Chadwick Associates said it wanted to interview Solomon because her son, Matthew Solomon, had been acquitted 29 times in 38 traffic charges from 1998 to 2011, and because she had interacted with Traffic Court as a ward leader.
During the first two interviews, Christine Solomon denied having any knowledge that special consideration was given to the politically connected or other acquaintances of judges, the report said.
During the second interview, according to the report, Glazer attended the interview and told Solomon that her claim that she never requested special consideration was not credible “and that as a judicial officer she has a responsibility to be truthful and fully forthcoming.” Solomon asserted that she was not feeling well and declined to be interviewed that day.

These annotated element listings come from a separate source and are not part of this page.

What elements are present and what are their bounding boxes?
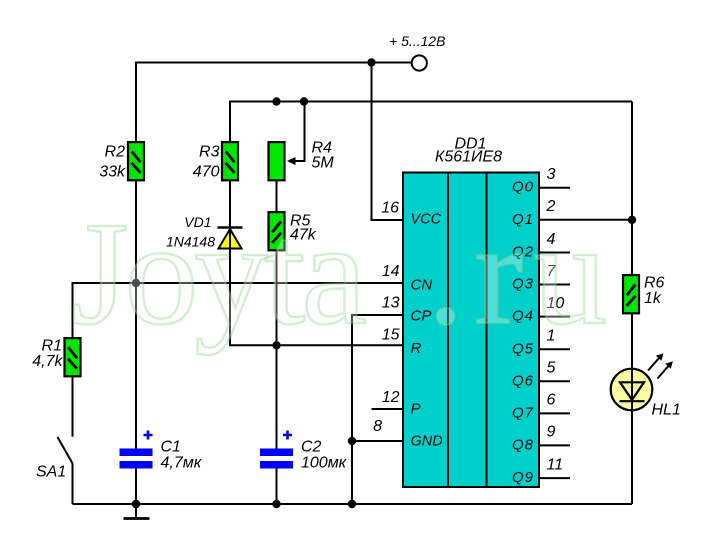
wire switch bottom lead <box>72 464 74 505</box>
wire right rail (Q1 to R6, LED, ground rail) <box>631 102 633 505</box>
node CN/R2/C1 junction <box>132 279 140 287</box>
wire output Q9 pin 11 <box>539 477 570 479</box>
wire R2 bottom to C1 <box>135 181 137 449</box>
svg-text:C2: C2 <box>301 439 322 456</box>
svg-text:33k: 33k <box>99 164 126 181</box>
diode VD1 1N4148 <box>219 229 242 249</box>
wire P stub (pin 12) <box>372 408 404 410</box>
svg-text:R1: R1 <box>42 338 62 355</box>
node Q1 junction <box>628 216 636 224</box>
resistor R5 <box>269 212 285 250</box>
svg-text:К561ИЕ8: К561ИЕ8 <box>435 149 502 166</box>
svg-text:16: 16 <box>381 200 399 217</box>
resistor R6 <box>623 275 639 313</box>
svg-text:HL1: HL1 <box>652 402 681 419</box>
wire +V top rail (R2 top to power terminal) <box>136 63 412 142</box>
ground symbol <box>135 504 137 518</box>
wire R4-R5 link <box>276 181 278 211</box>
wire output Q5 pin 1 <box>539 348 570 350</box>
svg-text:4,7мк: 4,7мк <box>161 455 203 472</box>
wire R4 wiper arm <box>294 102 305 162</box>
LED arrows <box>648 356 670 378</box>
C2 plus sign <box>283 431 292 440</box>
svg-text:P: P <box>411 401 421 418</box>
node CP ground junction <box>348 500 356 508</box>
wire output Q3 pin 7 <box>539 284 570 286</box>
svg-text:R: R <box>411 340 422 357</box>
node C1 ground junction <box>132 500 140 508</box>
wire GND pin 8 <box>352 440 403 442</box>
node C2 ground junction <box>272 500 280 508</box>
wire R3/VD1 column to pin 15 (R net) <box>230 181 403 345</box>
svg-text:R3: R3 <box>199 144 220 161</box>
LED HL1 <box>611 369 653 411</box>
svg-text:15: 15 <box>382 327 400 344</box>
svg-text:470: 470 <box>193 164 220 181</box>
svg-text:14: 14 <box>382 263 400 280</box>
svg-text:9: 9 <box>547 424 556 441</box>
node R4 top junction <box>272 97 280 105</box>
node R4 wiper junction <box>300 97 308 105</box>
wire output Q4 pin 10 <box>539 316 570 318</box>
svg-text:6: 6 <box>547 392 556 409</box>
potentiometer R4 <box>269 142 285 180</box>
svg-text:Q8: Q8 <box>512 436 534 453</box>
svg-text:5M: 5M <box>312 155 335 172</box>
svg-text:12: 12 <box>382 389 400 406</box>
svg-text:R2: R2 <box>105 144 126 161</box>
wire output Q6 pin 5 <box>539 380 570 382</box>
resistor R3 <box>222 142 238 180</box>
svg-text:+ 5...12В: + 5...12В <box>389 33 445 49</box>
wire bottom ground rail <box>73 503 633 505</box>
capacitor C2 <box>260 449 293 457</box>
C1 plus sign <box>144 431 153 440</box>
resistor R1 <box>65 338 81 376</box>
switch SA1 blade <box>58 437 73 464</box>
wire VD1 lead overlay <box>229 228 231 250</box>
svg-text:11: 11 <box>547 456 564 473</box>
wire CP net (pin 13 to ground rail) <box>352 315 403 504</box>
node power junction <box>367 58 375 66</box>
wire output Q1 pin 2 <box>539 219 632 221</box>
wire feedback top rail (R3 top, R4 top, to right rail) <box>230 102 632 142</box>
svg-text:C1: C1 <box>161 439 181 456</box>
svg-text:GND: GND <box>411 434 443 450</box>
wire C2 bottom lead <box>276 469 278 505</box>
wire VCC feed (pin 16) <box>372 63 404 221</box>
IC DD1 K561IE8 body <box>403 173 539 488</box>
svg-text:8: 8 <box>373 418 382 435</box>
wire output Q7 pin 6 <box>539 412 570 414</box>
capacitor C1 <box>120 449 153 457</box>
node R net / R5-C2 junction <box>272 341 280 349</box>
wire C1 bottom lead <box>135 469 137 505</box>
wire output Q8 pin 9 <box>539 444 570 446</box>
wire R1 bottom to switch <box>72 378 74 437</box>
svg-text:Q7: Q7 <box>512 404 534 421</box>
wire output Q0 pin 3 <box>539 187 570 189</box>
svg-text:R6: R6 <box>644 275 665 292</box>
R4 wiper arrowhead <box>287 157 296 165</box>
wire CN net (left rail top, R2 bottom, C1 top, to pin 14) <box>73 283 404 337</box>
svg-text:13: 13 <box>382 295 400 312</box>
svg-text:100мк: 100мк <box>301 455 348 472</box>
wire output Q2 pin 4 <box>539 252 570 254</box>
resistor R2 <box>128 142 144 180</box>
svg-text:SA1: SA1 <box>36 464 66 481</box>
svg-text:5: 5 <box>547 360 556 377</box>
svg-text:Q9: Q9 <box>512 469 534 486</box>
svg-text:1k: 1k <box>644 290 662 307</box>
wire R5 bottom to C2 top <box>276 252 278 449</box>
svg-text:Q6: Q6 <box>512 372 534 389</box>
svg-text:3: 3 <box>547 166 556 183</box>
power terminal circle <box>412 55 427 70</box>
svg-text:4,7k: 4,7k <box>32 353 63 370</box>
node GND junction <box>348 437 356 445</box>
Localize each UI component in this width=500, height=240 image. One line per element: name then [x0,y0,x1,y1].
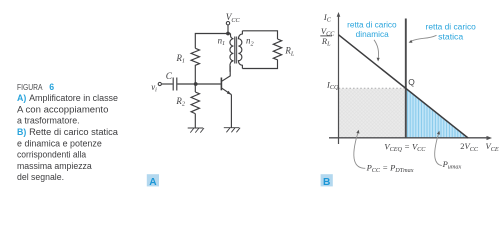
svg-text:del segnale.: del segnale. [17,172,64,182]
shaded PCC region (gray hatched) [339,89,406,138]
wire R1 to base node [194,69,196,83]
emitter arrowhead [227,91,231,95]
svg-text:statica: statica [438,32,464,41]
input terminal vi [158,82,161,85]
svg-text:retta di carico: retta di carico [426,22,477,31]
static load line [405,19,407,139]
axis IC (y) [338,15,340,145]
transistor Q1 base bar [220,78,222,91]
callout arrow to dynamic line [374,40,379,59]
wire base node to transistor base [196,83,221,85]
svg-text:massima ampiezza: massima ampiezza [17,161,92,171]
chart cyan annotations [347,21,476,42]
svg-text:FIGURA: FIGURA [17,82,43,92]
svg-text:A): A) [17,93,26,103]
svg-text:Amplificatore in classe: Amplificatore in classe [29,93,118,103]
svg-text:vi: vi [151,82,157,94]
wire VCC terminal down [227,25,229,33]
wire capacitor to base node [177,83,195,85]
svg-text:ICQ: ICQ [326,79,339,91]
resistor R2 [191,92,199,114]
VCC terminal [226,22,229,25]
svg-text:Pumax: Pumax [442,159,462,171]
svg-text:B: B [323,177,330,188]
svg-text:2VCC: 2VCC [460,141,479,153]
wire VCC rail [195,34,230,49]
svg-text:R2: R2 [175,96,185,108]
svg-text:RL: RL [284,46,294,58]
svg-text:C: C [166,72,173,82]
svg-text:B): B) [17,127,26,137]
svg-text:PCC = PDTmax: PCC = PDTmax [366,162,414,174]
transistor collector lead [222,66,230,81]
shaded Pumax triangle (blue hatched) [407,90,468,138]
label box B [321,174,333,188]
svg-text:R1: R1 [176,53,186,65]
svg-text:VCEQ = VCC: VCEQ = VCC [384,141,426,153]
svg-text:VCE: VCE [486,141,499,153]
svg-text:corrispondenti alla: corrispondenti alla [17,150,86,160]
svg-text:A: A [149,177,157,188]
svg-text:n2: n2 [246,36,254,48]
circuit labels [151,12,295,108]
svg-text:A con accoppiamento: A con accoppiamento [17,104,109,114]
wire R2 to ground [194,114,196,128]
svg-text:n1: n1 [218,35,226,47]
svg-text:retta di carico: retta di carico [347,21,397,30]
transistor emitter lead [222,88,232,94]
emitter wire down [230,95,232,128]
node base junction [194,82,198,86]
svg-text:e dinamica e potenze: e dinamica e potenze [17,138,102,148]
transformer core [235,37,237,64]
svg-text:Q: Q [408,77,415,87]
wire base node to R2 [194,86,196,93]
capacitor C [173,78,177,91]
transformer T1 primary winding n1 [230,34,233,72]
ground below R2 [188,128,204,133]
callout arrow to PCC region [354,133,365,169]
label box A [147,174,159,188]
svg-text:6: 6 [49,82,54,92]
chart text labels [321,12,499,174]
dashed line ICQ [339,87,406,89]
resistor R1 [191,48,199,68]
wire input to capacitor [162,83,173,85]
wire RL bottom to secondary [242,62,277,69]
ground below emitter [224,128,240,133]
transformer secondary winding n2 [238,31,242,69]
wire secondary top to RL [242,31,277,39]
dynamic load line [338,35,468,138]
axis VCE (x) [329,137,489,139]
fraction bar VCC/RL [320,35,332,37]
svg-text:dinamica: dinamica [356,30,389,39]
svg-text:Rette di carico statica: Rette di carico statica [29,127,118,137]
callout arrow to Pumax region [435,134,442,166]
resistor RL [273,39,281,62]
node VCC junction dot [226,32,230,36]
svg-text:a trasformatore.: a trasformatore. [17,116,80,126]
svg-text:IC: IC [323,12,332,24]
callout arrow to static line [411,35,436,41]
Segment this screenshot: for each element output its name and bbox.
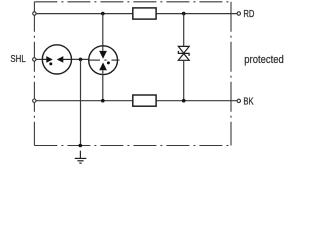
surge arrester GDT right (line-to-line) [89,46,120,75]
wire from top junction down to GDT right [102,14,104,51]
wire from suppressor down to bottom rail [183,60,185,100]
wire bottom rail right segment [156,100,237,102]
wire bottom rail left segment [36,100,133,102]
terminal RD [237,12,240,15]
node junction top-middle [101,12,105,16]
enclosure dash-dot border bottom [34,145,231,147]
wire SHL rail from arrester to junction [71,58,89,60]
enclosure dash-dot border top [34,1,231,3]
wire SHL rail from terminal to arrester [36,58,43,60]
wire from GDT right down to bottom rail [102,70,104,100]
resistor top [133,8,156,19]
terminal bottom-left [33,99,36,102]
wire top rail right segment [156,13,237,15]
ground earth symbol [75,151,87,163]
node junction SHL [79,58,83,62]
svg-text:protected: protected [244,54,284,66]
node junction ground on enclosure [79,144,83,148]
surge arrester GDT left (shield) [42,45,71,74]
enclosure dash-dot border right [230,2,232,146]
wire from top-right junction down to suppressor [183,14,185,47]
terminal SHL [33,58,36,61]
svg-text:BK: BK [243,96,254,107]
node junction bottom-right [182,99,186,103]
node junction top-right [182,12,186,16]
node junction bottom-middle [101,99,105,103]
resistor bottom [133,95,156,106]
suppressor diode bidirectional TVS [178,46,189,60]
wire top rail left segment [36,13,133,15]
terminal top-left [33,12,36,15]
svg-text:SHL: SHL [10,53,25,64]
wire SHL vertical to ground [80,59,82,145]
enclosure dash-dot border left [33,2,35,146]
svg-text:RD: RD [243,8,254,19]
terminal BK [237,99,240,102]
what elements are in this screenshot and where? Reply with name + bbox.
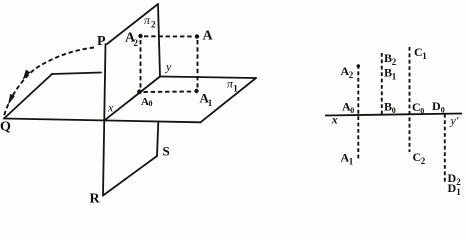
svg-text:2: 2 (151, 20, 156, 30)
dashed projector A0-A1 (144, 91, 193, 94)
svg-text:1: 1 (392, 72, 397, 82)
plane pi2 right edge upper (peak to axis corner) (158, 4, 160, 77)
svg-text:x: x (107, 101, 114, 115)
point A1 (194, 89, 198, 93)
dashed projector A-A1 (197, 40, 199, 88)
arrowhead on rotation arc (upper) (23, 70, 31, 81)
arrowhead on rotation arc (lower, toward Q) (8, 94, 15, 105)
svg-text:0: 0 (441, 106, 445, 115)
svg-text:D: D (448, 181, 457, 195)
plane pi2 bottom edge R-S (103, 156, 157, 196)
svg-text:2: 2 (349, 70, 354, 80)
svg-text:y: y (165, 60, 172, 74)
plane pi1 back edge right part (y-axis) (161, 77, 256, 79)
point A2 (138, 34, 142, 38)
svg-text:D: D (432, 99, 441, 113)
svg-text:S: S (163, 144, 170, 159)
svg-text:2: 2 (392, 57, 397, 67)
plane pi1 left edge Q-corner (4, 74, 52, 119)
plane pi1 back edge left part (52, 73, 101, 75)
svg-text:1: 1 (349, 157, 354, 167)
svg-text:A: A (203, 29, 214, 44)
plane pi2 right edge lower (front edge to S) (157, 122, 158, 156)
dashed projector A2-A0 (140, 40, 142, 88)
svg-text:x: x (331, 113, 338, 127)
dashed ordinate line through D0 (axis to D1) (444, 114, 446, 184)
svg-text:0: 0 (149, 99, 153, 108)
svg-text:π: π (144, 13, 151, 27)
svg-text:0: 0 (392, 106, 396, 115)
svg-text:P: P (97, 34, 106, 49)
svg-text:1: 1 (208, 98, 213, 108)
plane pi1 right edge (201, 78, 257, 122)
dashed ordinate line through A0 (A2 to A1) (357, 65, 359, 160)
svg-text:y′: y′ (450, 114, 459, 128)
svg-text:0: 0 (420, 107, 424, 116)
plane pi2 top edge P-peak (107, 4, 158, 44)
x axis diagonal (intersection of pi1 and pi2) (104, 77, 160, 121)
svg-text:1: 1 (456, 187, 461, 197)
point A (195, 34, 199, 38)
dashed ordinate line through B0 (B2 to axis) (381, 53, 383, 115)
point A0 (137, 89, 142, 94)
point A2 tick (right diagram) (357, 64, 361, 68)
svg-text:2: 2 (456, 177, 461, 187)
dashed projector A2-A (144, 35, 193, 37)
svg-text:R: R (90, 192, 101, 206)
dashed ordinate line through C0 (C1 to C2) (409, 47, 411, 152)
plane pi2 left edge P-R (103, 44, 106, 196)
svg-text:2: 2 (134, 38, 139, 48)
svg-text:0: 0 (350, 106, 354, 115)
svg-text:1: 1 (422, 51, 427, 61)
right diagram: x-y' axis line (325, 114, 462, 116)
svg-text:2: 2 (421, 156, 426, 166)
svg-text:1: 1 (233, 84, 238, 94)
svg-text:Q: Q (0, 120, 11, 135)
rotation arc from P to Q (4, 48, 94, 117)
plane pi1 front edge Q-right (4, 119, 201, 123)
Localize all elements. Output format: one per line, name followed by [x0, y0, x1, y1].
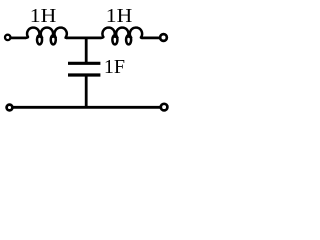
wire top-middle	[66, 37, 101, 40]
terminal bottom-right	[161, 104, 168, 111]
terminal bottom-left	[7, 105, 13, 111]
inductor L2 1H	[101, 28, 142, 45]
terminal top-right	[160, 34, 167, 41]
capacitor C1 top plate	[68, 62, 100, 65]
svg-text:1F: 1F	[104, 56, 125, 78]
node junction stub	[85, 38, 88, 63]
wire top-right	[142, 37, 160, 40]
bottom rail wire	[13, 106, 160, 109]
inductor L1 1H	[25, 28, 67, 45]
capacitor bottom lead	[85, 75, 88, 107]
svg-text:1H: 1H	[30, 5, 56, 27]
wire top-left	[11, 37, 26, 40]
capacitor C1 bottom plate	[68, 73, 100, 76]
svg-text:1H: 1H	[106, 5, 133, 27]
terminal top-left	[5, 35, 10, 40]
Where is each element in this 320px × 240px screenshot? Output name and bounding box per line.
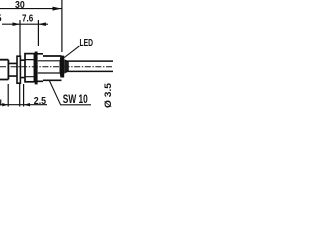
- dimension line 7.6: [2, 23, 48, 25]
- bottom dimension line 2.5: [0, 104, 47, 106]
- barrel step: [37, 54, 43, 82]
- dimension line 30: [0, 8, 62, 10]
- centerline dash-dot: [0, 66, 113, 68]
- LED leader line: [63, 46, 79, 59]
- svg-text:7.6: 7.6: [22, 12, 33, 24]
- SW 10 leader line: [49, 81, 60, 105]
- bore line top: [38, 60, 61, 62]
- small section: [20, 60, 24, 77]
- hex nut SW10: [25, 54, 34, 82]
- svg-text:Ø 3.5: Ø 3.5: [103, 82, 113, 108]
- neck: [8, 63, 17, 76]
- arrowhead 30 right: [53, 7, 62, 11]
- body tube left: [0, 60, 8, 80]
- svg-text:LED: LED: [80, 37, 94, 49]
- SW 10 underline: [60, 104, 91, 106]
- arrowhead 7.6 right pointing left: [38, 22, 46, 26]
- left edge tick: [0, 100, 2, 106]
- extension line 7.6 right: [37, 20, 39, 46]
- svg-text:2.5: 2.5: [34, 96, 47, 107]
- svg-text:30: 30: [15, 0, 25, 11]
- strain relief cone hatch: [64, 59, 69, 74]
- collar: [17, 56, 20, 83]
- extension line x24.2 bottom: [23, 84, 25, 107]
- extension line right of 30: [61, 0, 63, 52]
- cable bottom line: [65, 70, 113, 72]
- arrowhead 7.6 left pointing right: [13, 22, 21, 26]
- svg-text:SW 10: SW 10: [63, 94, 88, 106]
- arrow pointing left at x24.2: [24, 103, 30, 106]
- extension line 7.6 left: [19, 20, 21, 56]
- extension line x8 bottom: [7, 84, 9, 107]
- extension line x19.9 bottom: [19, 84, 21, 107]
- rear wall slab: [60, 56, 65, 78]
- arrow pointing right at x8: [2, 103, 8, 106]
- svg-text:5: 5: [0, 13, 2, 24]
- hex nut flat lines: [25, 60, 34, 77]
- washer: [35, 52, 38, 85]
- rear barrel: [43, 56, 62, 80]
- cable top line: [65, 60, 113, 62]
- bore line bottom: [38, 72, 61, 74]
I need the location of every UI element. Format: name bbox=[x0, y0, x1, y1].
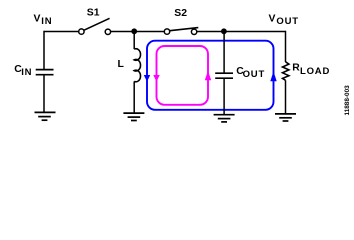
svg-text:11888-003: 11888-003 bbox=[344, 85, 351, 116]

During a third interview, according to the report, Solomon admitted having knowledge about such special consideration, including by sitting Traffic Court judges. But according to Chadwick Associates, Solomon then refused to provide any further information because she did not want to incriminate other people and because she was not a target of the federal investigation.
As recently as September 2012, a ward leader called Traffic Court and asked to be transferred to Solomon because he wanted to tell Solomon that a friend of his had a case listed before her the next day and to let her know that he would be coming down, according to the report.
According to the report, when the ward leader called back to make sure his message had been delivered to Solomon and was told that it instead had been transferred to Glazer, the ward leader asked: “How does that help me?”